Follow the way of love and eagerly desire gifts of the Spirit, especially prophecy. For anyone who speaks in a tongue does not speak to people but to God. Indeed, no one understands them; they utter mysteries by the Spirit. But the one who prophesies speaks to people for their strengthening, encouraging and comfort. Anyone who speaks in a tongue edifies themselves, but the one who prophesies edifies the church. I would like every one of you to speak in tongues, but I would rather have you prophesy. The one who prophesies is greater than the one who speaks in tongues, unless someone interprets, so that the church may be edified.

1 Corinthians 14:1-4

It’s not a bad term, and I understand the poetic choice to select for style over direct wording but in this case, neglecting direct and clear language leaves room for misunderstanding. The term tongues, even used of angelic languages, must refer to speech that has the structure and consistency to be understood.

You see in this chapter and the preceding, Paul is concerned with the effectiveness of the communication of the people at the Church in Corinth. The people were eager to demonstrate Spiritual gifts. They were God-given talents after all, what more appropriate place to show them than in the assembly of believers?
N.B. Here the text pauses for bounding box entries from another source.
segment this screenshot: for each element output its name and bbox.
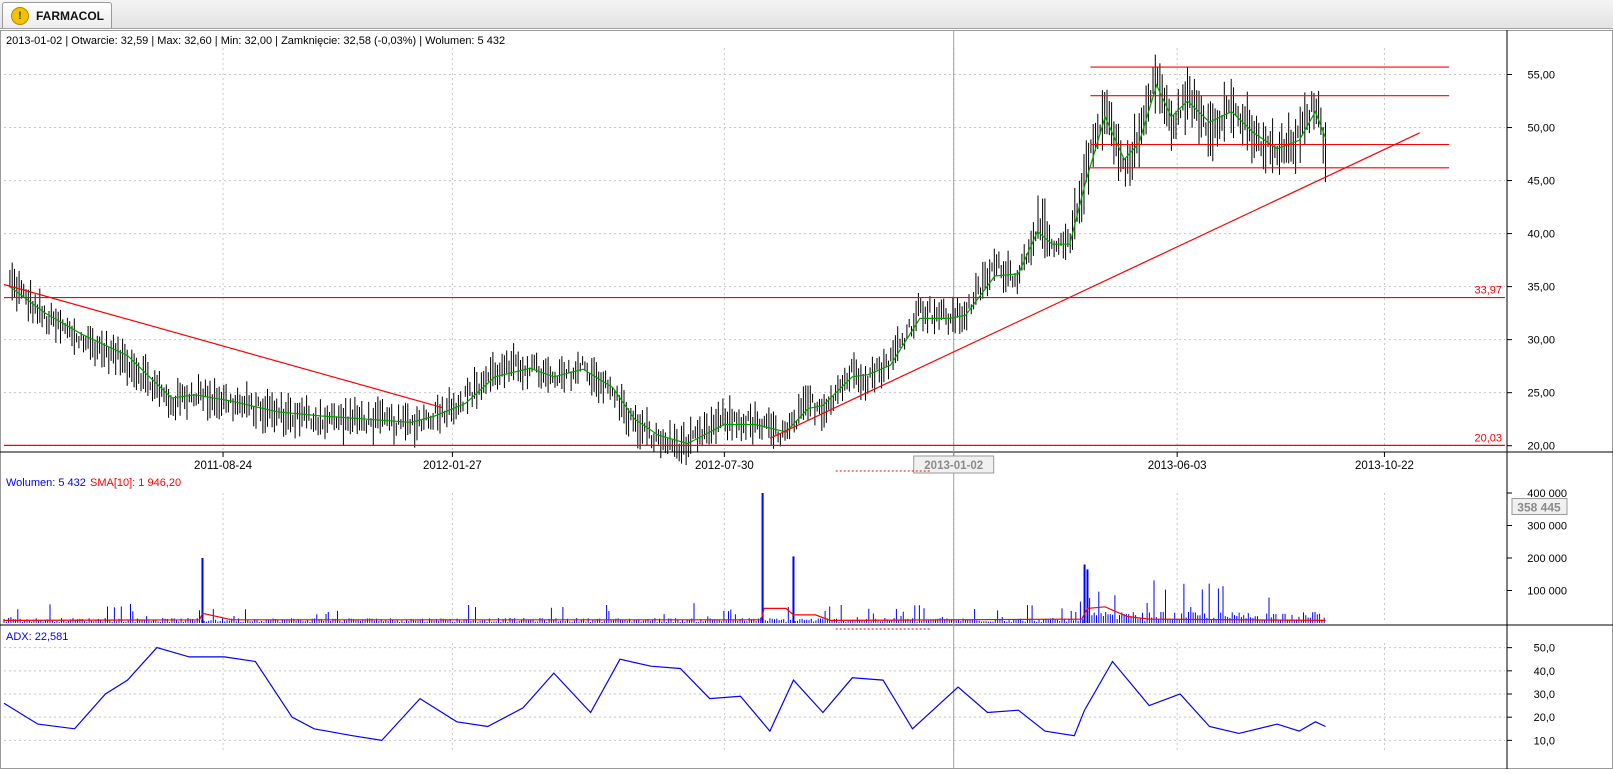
volume-cursor-box — [1511, 498, 1568, 516]
x-tick-label: 2013-06-03 — [1148, 460, 1207, 472]
info-separator: | — [62, 35, 71, 47]
price-y-tick-label: 55,00 — [1527, 70, 1555, 82]
tab-label: FARMACOL — [36, 8, 104, 23]
volume-y-tick-label: 400 000 — [1527, 488, 1567, 500]
x-tick-label: 2012-07-30 — [695, 460, 754, 472]
x-tick-label: 2011-08-24 — [194, 460, 253, 472]
info-open: Otwarcie: 32,59 — [71, 35, 148, 47]
sma-line — [9, 83, 1327, 445]
adx-y-tick-label: 40,0 — [1534, 666, 1555, 678]
volume-sma-label: SMA[10]: 1 946,20 — [90, 477, 181, 489]
adx-y-tick-label: 10,0 — [1534, 735, 1555, 747]
adx-y-tick-label: 30,0 — [1534, 689, 1555, 701]
x-tick-label: 2012-01-27 — [423, 460, 482, 472]
chart-area[interactable]: 2013-01-02 | Otwarcie: 32,59 | Max: 32,6… — [0, 30, 1613, 769]
volume-label: Wolumen: 5 432 — [6, 477, 86, 489]
crosshair-date-label: 2013-01-02 — [924, 460, 983, 472]
crosshair-date-box — [913, 455, 995, 474]
price-y-tick-label: 35,00 — [1527, 282, 1555, 294]
volume-sma-line — [3, 606, 1326, 622]
chart-frame — [0, 30, 1613, 769]
price-y-tick-label: 20,00 — [1527, 441, 1555, 453]
info-separator: | — [212, 35, 221, 47]
volume-y-tick-label: 200 000 — [1527, 553, 1567, 565]
price-y-tick-label: 25,00 — [1527, 388, 1555, 400]
price-y-tick-label: 30,00 — [1527, 335, 1555, 347]
warning-icon: ! — [11, 6, 29, 25]
info-min: Min: 32,00 — [221, 35, 272, 47]
stock-chart[interactable]: 2013-01-02 | Otwarcie: 32,59 | Max: 32,6… — [0, 30, 1613, 769]
info-close: Zamknięcie: 32,58 (-0,03%) — [281, 35, 416, 47]
info-volume: Wolumen: 5 432 — [425, 35, 505, 47]
tab-farmacol[interactable]: ! FARMACOL — [2, 2, 112, 28]
level-label: 33,97 — [1474, 285, 1502, 297]
info-separator: | — [272, 35, 281, 47]
adx-line — [3, 646, 1326, 742]
level-label: 20,03 — [1474, 432, 1502, 444]
trend-line — [769, 132, 1420, 439]
info-date: 2013-01-02 — [6, 35, 62, 47]
info-separator: | — [416, 35, 425, 47]
adx-label: ADX: 22,581 — [6, 631, 68, 643]
volume-y-tick-label: 300 000 — [1527, 521, 1567, 533]
adx-y-tick-label: 50,0 — [1534, 643, 1555, 655]
trend-line — [3, 283, 443, 409]
info-bar: 2013-01-02 | Otwarcie: 32,59 | Max: 32,6… — [6, 35, 505, 47]
adx-y-tick-label: 20,0 — [1534, 712, 1555, 724]
volume-cursor-value: 358 445 — [1517, 501, 1561, 515]
info-separator: | — [148, 35, 157, 47]
info-max: Max: 32,60 — [157, 35, 211, 47]
price-y-tick-label: 50,00 — [1527, 123, 1555, 135]
tab-bar: ! FARMACOL — [0, 0, 1613, 29]
volume-y-tick-label: 100 000 — [1527, 586, 1567, 598]
x-tick-label: 2013-10-22 — [1355, 460, 1414, 472]
price-y-tick-label: 45,00 — [1527, 176, 1555, 188]
price-y-tick-label: 40,00 — [1527, 229, 1555, 241]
But that was the problem. The assembly is not about individual skills and abilities but about mutual encouragement and edification. In order for humans to create that benefit for one another, they must communicate; this is not possible without conveying meaning.

It’s true: words fail sometimes. People stutter. Vocabulary can be limited. But if we aren’t communicating with one another, how can we say “Amen, I agree” before God and the whole church? The core of Church life and indeed the very existence of the faith is communication.